If I know the mean, standard deviation, and size of sample A and sample B,...

Explanation:
Let us start with samples with unequal sizes.
Let the mean, standard deviation and size of sample A be ${\displaystyle {\bar{X}}_A,S_A}$ and ${\displaystyle n_A}$
and mean, standard deviation and size of sample B be ${\displaystyle {\bar{X}}_B,S_B}$ and ${\displaystyle n_B}$ respectively.

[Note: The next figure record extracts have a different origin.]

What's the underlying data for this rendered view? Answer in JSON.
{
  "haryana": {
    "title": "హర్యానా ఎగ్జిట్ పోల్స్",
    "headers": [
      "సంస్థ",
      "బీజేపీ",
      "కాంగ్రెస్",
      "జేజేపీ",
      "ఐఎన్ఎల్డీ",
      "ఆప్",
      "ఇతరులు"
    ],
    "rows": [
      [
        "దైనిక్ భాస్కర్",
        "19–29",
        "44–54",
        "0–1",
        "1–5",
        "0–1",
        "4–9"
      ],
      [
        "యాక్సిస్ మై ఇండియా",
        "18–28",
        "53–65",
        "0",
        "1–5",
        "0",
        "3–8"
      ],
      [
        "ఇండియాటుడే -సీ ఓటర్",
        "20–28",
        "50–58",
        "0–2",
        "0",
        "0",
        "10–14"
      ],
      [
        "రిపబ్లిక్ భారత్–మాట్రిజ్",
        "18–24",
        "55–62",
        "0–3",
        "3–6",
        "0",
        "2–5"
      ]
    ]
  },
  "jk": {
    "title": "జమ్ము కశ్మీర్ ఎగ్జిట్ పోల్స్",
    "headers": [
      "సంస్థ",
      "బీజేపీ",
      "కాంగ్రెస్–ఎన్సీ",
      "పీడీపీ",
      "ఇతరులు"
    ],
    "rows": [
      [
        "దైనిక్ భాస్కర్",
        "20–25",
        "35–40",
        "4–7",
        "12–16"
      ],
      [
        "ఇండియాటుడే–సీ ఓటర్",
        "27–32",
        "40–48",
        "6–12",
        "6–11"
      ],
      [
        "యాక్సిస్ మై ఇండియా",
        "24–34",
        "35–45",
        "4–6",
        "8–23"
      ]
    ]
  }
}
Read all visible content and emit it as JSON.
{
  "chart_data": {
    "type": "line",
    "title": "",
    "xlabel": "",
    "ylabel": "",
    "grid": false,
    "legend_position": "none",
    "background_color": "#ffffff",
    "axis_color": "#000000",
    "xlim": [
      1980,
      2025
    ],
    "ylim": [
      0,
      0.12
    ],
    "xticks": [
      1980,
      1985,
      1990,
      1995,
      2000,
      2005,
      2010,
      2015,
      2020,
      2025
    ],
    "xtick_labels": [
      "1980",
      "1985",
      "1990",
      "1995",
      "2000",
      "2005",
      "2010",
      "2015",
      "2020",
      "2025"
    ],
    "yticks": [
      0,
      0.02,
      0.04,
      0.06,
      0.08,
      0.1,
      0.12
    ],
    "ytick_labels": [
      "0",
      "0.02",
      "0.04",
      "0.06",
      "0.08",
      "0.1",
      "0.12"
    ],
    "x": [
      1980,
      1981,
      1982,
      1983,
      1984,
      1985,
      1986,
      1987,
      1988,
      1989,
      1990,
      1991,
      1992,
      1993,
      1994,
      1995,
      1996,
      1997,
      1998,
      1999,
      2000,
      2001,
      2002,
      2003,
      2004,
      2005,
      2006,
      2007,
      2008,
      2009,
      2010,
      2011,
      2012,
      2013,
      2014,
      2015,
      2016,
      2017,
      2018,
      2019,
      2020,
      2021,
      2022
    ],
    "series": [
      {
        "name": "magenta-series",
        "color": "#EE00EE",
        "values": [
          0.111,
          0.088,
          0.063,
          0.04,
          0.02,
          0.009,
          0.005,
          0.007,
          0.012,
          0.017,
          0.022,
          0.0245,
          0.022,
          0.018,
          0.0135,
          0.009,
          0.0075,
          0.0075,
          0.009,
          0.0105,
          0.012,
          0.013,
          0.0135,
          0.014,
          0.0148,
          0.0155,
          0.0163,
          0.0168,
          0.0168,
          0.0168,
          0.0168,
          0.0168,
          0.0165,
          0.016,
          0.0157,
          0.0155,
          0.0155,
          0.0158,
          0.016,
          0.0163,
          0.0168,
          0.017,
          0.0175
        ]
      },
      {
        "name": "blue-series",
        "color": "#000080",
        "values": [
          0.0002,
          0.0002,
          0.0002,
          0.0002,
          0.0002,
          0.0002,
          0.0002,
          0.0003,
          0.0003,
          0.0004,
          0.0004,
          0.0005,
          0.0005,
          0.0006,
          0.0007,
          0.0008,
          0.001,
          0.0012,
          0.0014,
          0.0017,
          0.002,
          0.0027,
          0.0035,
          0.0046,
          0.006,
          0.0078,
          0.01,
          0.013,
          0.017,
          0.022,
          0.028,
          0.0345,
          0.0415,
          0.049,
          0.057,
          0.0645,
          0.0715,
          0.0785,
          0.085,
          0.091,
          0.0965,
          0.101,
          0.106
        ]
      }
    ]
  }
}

Then mean of comibined sample ${\displaystyle \bar{X}}$ is given by
${\displaystyle \bar{X}=\frac{n_A{\bar{X}}_A+n_B{\bar{X}}_B}{n_A+n_B}}$
and Standard Deviation of combined sample S is
${\displaystyle S=\frac{n_A(S_A^2+{({\bar{X}}_A-\bar{X})}^2)+n_B(S_B^2+{({\bar{X}}_B-\bar{X})}^2)}{n_A+n_B}}$
Note that it is important to work out mean of combined sample first, as to is used to calculate Standard Deviation of combined sample.
If the sample sizes are equal then the above reduces to
${\displaystyle \bar{X}=\frac{X_A+X_B}{2}}$ and
${\displaystyle S=\frac{(S_A^2+{({\bar{X}}_A-\bar{X})}^2)+(S_B^2+{({\bar{X}}_B-\bar{X})}^2)}{2}}$